The soft seam Kookabura and Dukes balls aren't helping the spinners either; the effects are visible and evident. Spinners are expected to be less effective during the first innings of a Test match, yet Murali, Warne and Kumble are among the top wicket-takers in the first innings.
The art of spin bowling isn't meant to be based on support from the track. Variety in arsenal shouldn't constitute alterations in pace and length only. A spinner shouldn't be the bowler to bowl you through the day, but somebody who can be your attacking option at any point in the day. Saqlain Mushtaq discovered the doosra but the game hasn't really seen any new spinning innovation thereafter. Spin bowling has to be about unpredictability, guile, forming a web, relentless persistence and not about bowling flat after a couple of hits, negative lines, good economy rates and bowling with the field spread.
Bowling quality in general has dropped a few notches from when the likes of Akram, Donald, Warne and Murali played, yet names like Steyn, Anderson, Philander, Zaheer reassure us that seam and swing bowling isn't disappearing altogether. Flatter decks, shorter formats, new-ish balls for a longer period, shorter boundaries, and defensive captaincy have become the trend after the advent of Twenty20 cricket. Today spin bowlers are meant to 'squeeze-in' economical overs and dry up the boundaries, rather than being the wicket-takers in the side.

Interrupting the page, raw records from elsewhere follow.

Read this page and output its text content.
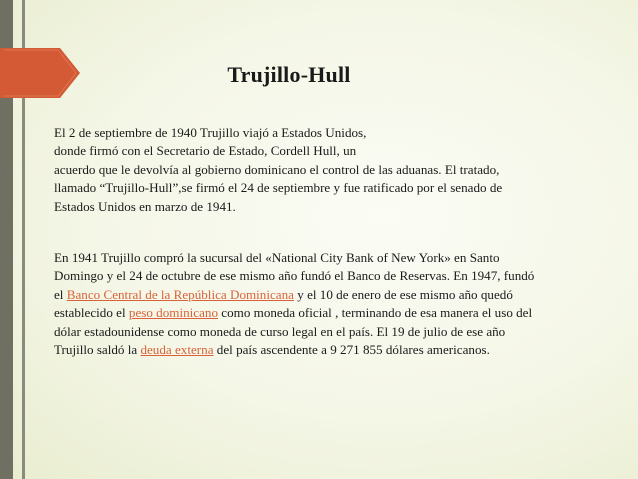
Trujillo-Hull
El 2 de septiembre de 1940 Trujillo viajó a Estados Unidos,
donde firmó con el Secretario de Estado, Cordell Hull, un
acuerdo que le devolvía al gobierno dominicano el control de las aduanas. El tratado,
llamado “Trujillo-Hull”,se firmó el 24 de septiembre y fue ratificado por el senado de
Estados Unidos en marzo de 1941.
En 1941 Trujillo compró la sucursal del «National City Bank of New York» en Santo
Domingo y el 24 de octubre de ese mismo año fundó el Banco de Reservas. En 1947, fundó
el Banco Central de la República Dominicana y el 10 de enero de ese mismo año quedó
establecido el peso dominicano como moneda oficial , terminando de esa manera el uso del
dólar estadounidense como moneda de curso legal en el país. El 19 de julio de ese año
Trujillo saldó la deuda externa del país ascendente a 9 271 855 dólares americanos.
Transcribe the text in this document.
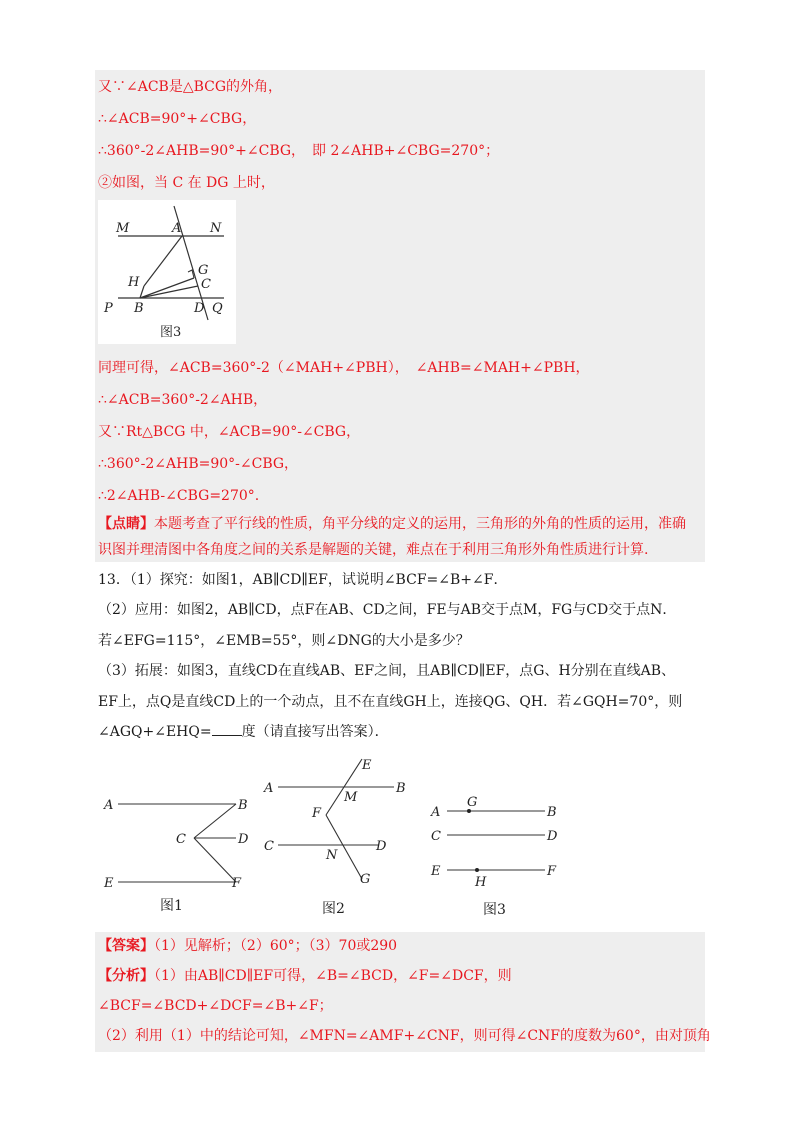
又∵∠ACB是△BCG的外角，
∴∠ACB=90°+∠CBG，
∴360°-2∠AHB=90°+∠CBG，　即 2∠AHB+∠CBG=270°；
②如图，当 C 在 DG 上时，
M	A N
H
G
C
P B	D Q
图3
同理可得，∠ACB=360°-2（∠MAH+∠PBH），　∠AHB=∠MAH+∠PBH，
∴∠ACB=360°-2∠AHB，
又∵Rt△BCG 中，∠ACB=90°-∠CBG，
∴360°-2∠AHB=90°-∠CBG，
∴2∠AHB-∠CBG=270°.
【点睛】本题考查了平行线的性质，角平分线的定义的运用，三角形的外角的性质的运用，准确
识图并理清图中各角度之间的关系是解题的关键，难点在于利用三角形外角性质进行计算.
13．（1）探究：如图1，AB∥CD∥EF，试说明∠BCF=∠B+∠F．
（2）应用：如图2，AB∥CD，点F在AB、CD之间，FE与AB交于点M，FG与CD交于点N．
若∠EFG=115°，∠EMB=55°，则∠DNG的大小是多少？
（3）拓展：如图3，直线CD在直线AB、EF之间，且AB∥CD∥EF，点G、H分别在直线AB、
EF上，点Q是直线CD上的一个动点，且不在直线GH上，连接QG、QH．若∠GQH=70°，则
∠AGQ+∠EHQ= 度（请直接写出答案）．
A	B
C	D
E	F
图1
E
A
M
B
F
C
N
D
G
图2
A
G
B
C	D
E
H
F
图3
【答案】（1）见解析；（2）60°；（3）70或290
【分析】（1）由AB∥CD∥EF可得，∠B=∠BCD，∠F=∠DCF，则
∠BCF=∠BCD+∠DCF=∠B+∠F；
（2）利用（1）中的结论可知，∠MFN=∠AMF+∠CNF，则可得∠CNF的度数为60°，由对顶角
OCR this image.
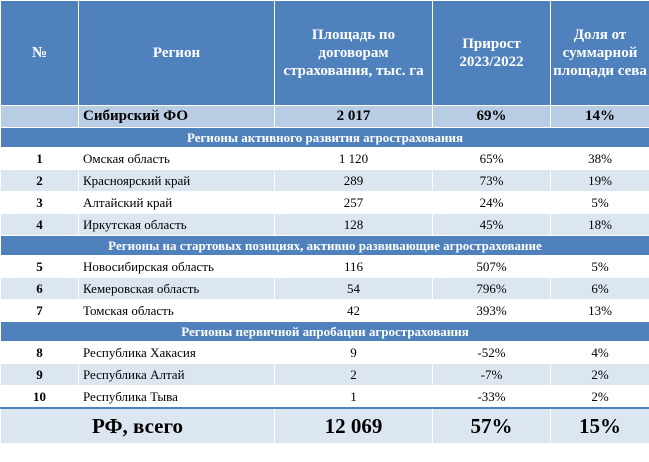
№	Регион	Площадь по договорам страхования, тыс. га	Прирост 2023/2022	Доля от суммарной площади сева
	Сибирский ФО	2 017	69%	14%
Регионы активного развития агрострахования				
1	Омская область	1 120	65%	38%
2	Красноярский край	289	73%	19%
3	Алтайский край	257	24%	5%
4	Иркутская область	128	45%	18%
Регионы на стартовых позициях, активно развивающие агрострахование				
5	Новосибирская область	116	507%	5%
6	Кемеровская область	54	796%	6%
7	Томская область	42	393%	13%
Регионы первичной апробации агрострахования				
8	Республика Хакасия	9	-52%	4%
9	Республика Алтай	2	-7%	2%
10	Республика Тыва	1	-33%	2%
РФ, всего		12 069	57%	15%
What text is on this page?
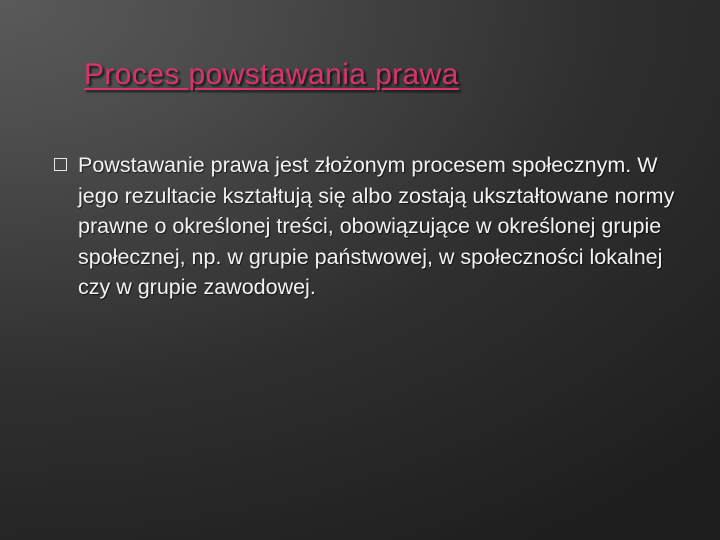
Proces powstawania prawa
Powstawanie prawa jest złożonym procesem społecznym. W jego rezultacie kształtują się albo zostają ukształtowane normy prawne o określonej treści, obowiązujące w określonej grupie społecznej, np. w grupie państwowej, w społeczności lokalnej czy w grupie zawodowej.
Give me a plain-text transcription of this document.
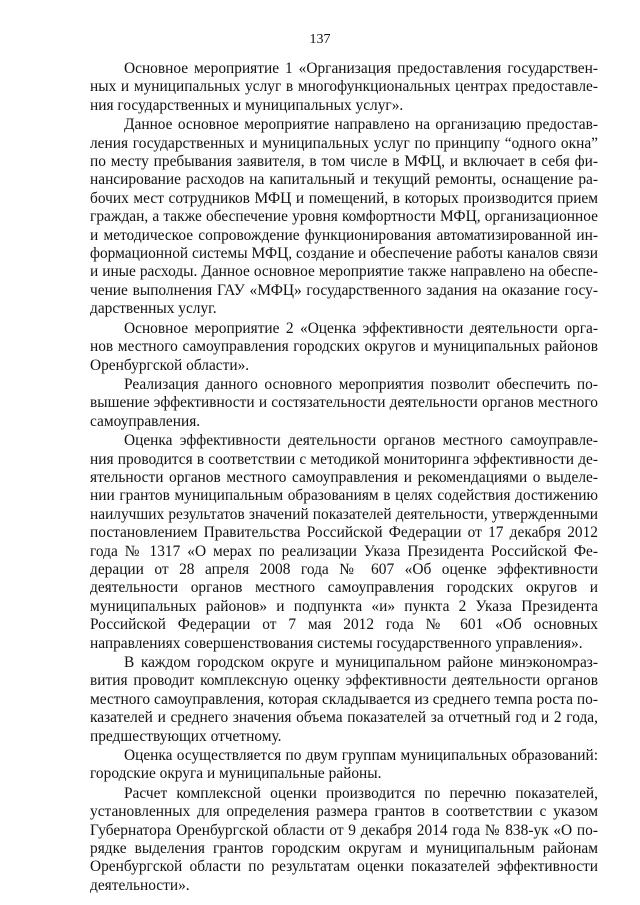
137

Основное мероприятие 1 «Организация предоставления государственных и муниципальных услуг в многофункциональных центрах предоставления государственных и муниципальных услуг».

Данное основное мероприятие направлено на организацию предоставления государственных и муниципальных услуг по принципу “одного окна” по месту пребывания заявителя, в том числе в МФЦ, и включает в себя финансирование расходов на капитальный и текущий ремонты, оснащение рабочих мест сотрудников МФЦ и помещений, в которых производится прием граждан, а также обеспечение уровня комфортности МФЦ, организационное и методическое сопровождение функционирования автоматизированной информационной системы МФЦ, создание и обеспечение работы каналов связи и иные расходы. Данное основное мероприятие также направлено на обеспечение выполнения ГАУ «МФЦ» государственного задания на оказание государственных услуг.

Основное мероприятие 2 «Оценка эффективности деятельности органов местного самоуправления городских округов и муниципальных районов Оренбургской области».

Реализация данного основного мероприятия позволит обеспечить повышение эффективности и состязательности деятельности органов местного самоуправления.

Оценка эффективности деятельности органов местного самоуправления проводится в соответствии с методикой мониторинга эффективности деятельности органов местного самоуправления и рекомендациями о выделении грантов муниципальным образованиям в целях содействия достижению наилучших результатов значений показателей деятельности, утвержденными постановлением Правительства Российской Федерации от 17 декабря 2012 года № 1317 «О мерах по реализации Указа Президента Российской Федерации от 28 апреля 2008 года № 607 «Об оценке эффективности деятельности органов местного самоуправления городских округов и муниципальных районов» и подпункта «и» пункта 2 Указа Президента Российской Федерации от 7 мая 2012 года № 601 «Об основных направлениях совершенствования системы государственного управления».

В каждом городском округе и муниципальном районе минэкономразвития проводит комплексную оценку эффективности деятельности органов местного самоуправления, которая складывается из среднего темпа роста показателей и среднего значения объема показателей за отчетный год и 2 года, предшествующих отчетному.

Оценка осуществляется по двум группам муниципальных образований: городские округа и муниципальные районы.

Расчет комплексной оценки производится по перечню показателей, установленных для определения размера грантов в соответствии с указом Губернатора Оренбургской области от 9 декабря 2014 года № 838-ук «О порядке выделения грантов городским округам и муниципальным районам Оренбургской области по результатам оценки показателей эффективности деятельности».
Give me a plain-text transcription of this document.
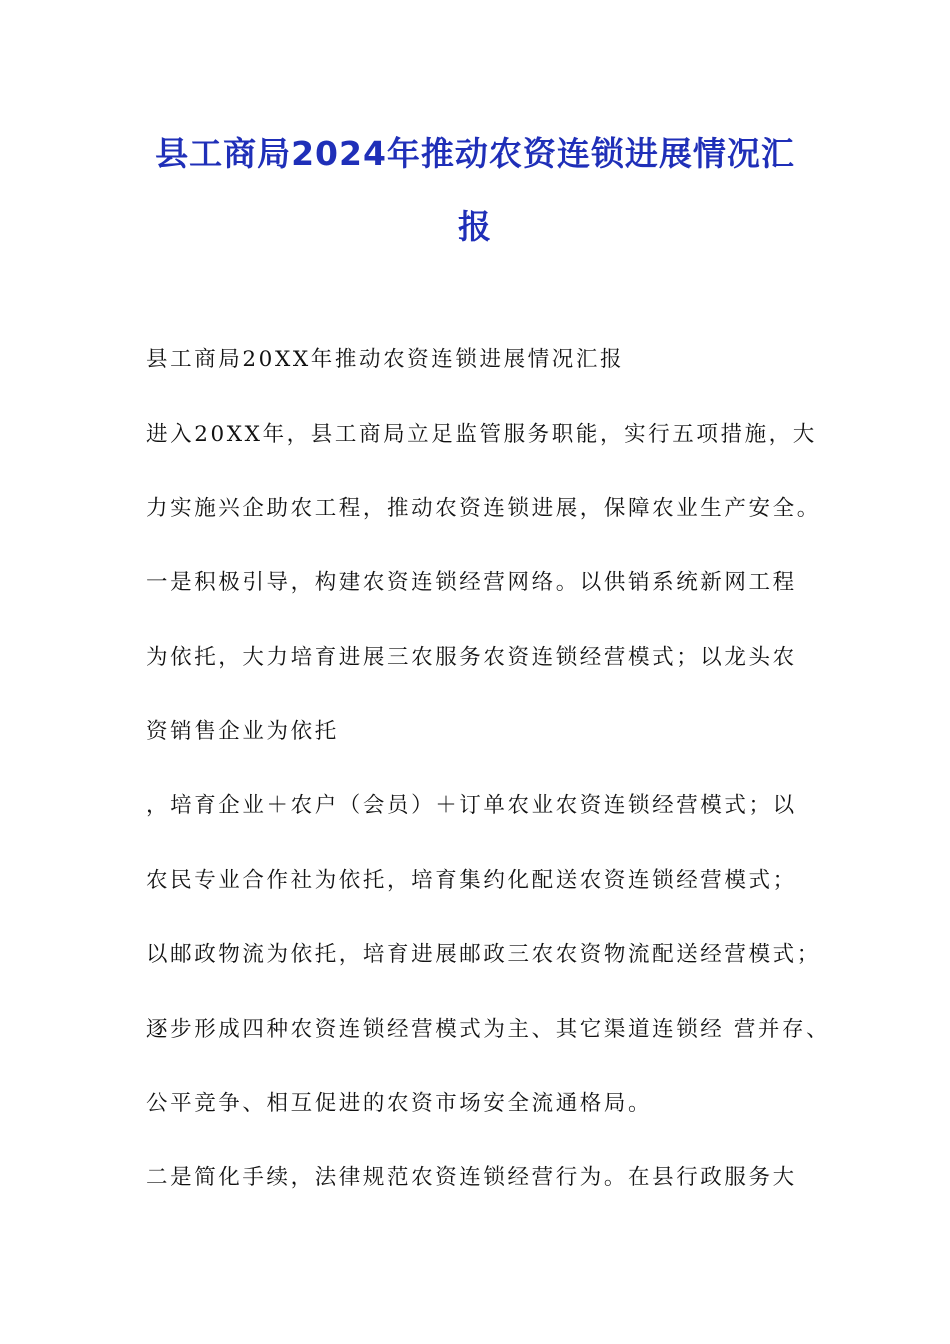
县工商局2024年推动农资连锁进展情况汇
报
县工商局20XX年推动农资连锁进展情况汇报
进入20XX年，县工商局立足监管服务职能，实行五项措施，大
力实施兴企助农工程，推动农资连锁进展，保障农业生产安全。
一是积极引导，构建农资连锁经营网络。以供销系统新网工程
为依托，大力培育进展三农服务农资连锁经营模式；以龙头农
资销售企业为依托
，培育企业＋农户（会员）＋订单农业农资连锁经营模式；以
农民专业合作社为依托，培育集约化配送农资连锁经营模式；
以邮政物流为依托，培育进展邮政三农农资物流配送经营模式；
逐步形成四种农资连锁经营模式为主、其它渠道连锁经 营并存、
公平竞争、相互促进的农资市场安全流通格局。
二是简化手续，法律规范农资连锁经营行为。在县行政服务大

For the generation that grew up watching likes of Murali, Warne, Kumble, the craft of spin bowling was an integral part of watching cricket. It could be that the change had to come at some point, yet you cannot forget Saqlain's deceptive doosra, long spells from Kumble, Murali's ability to run through a line-up and Warne's jaw-dropping deliveries. Five men around the bat when a spinner is bowling might soon become a rare sight, as almost every spinner today marks his run-up with an eye on the fielders on the boundary line. Maybe that's the way it shall continue to be.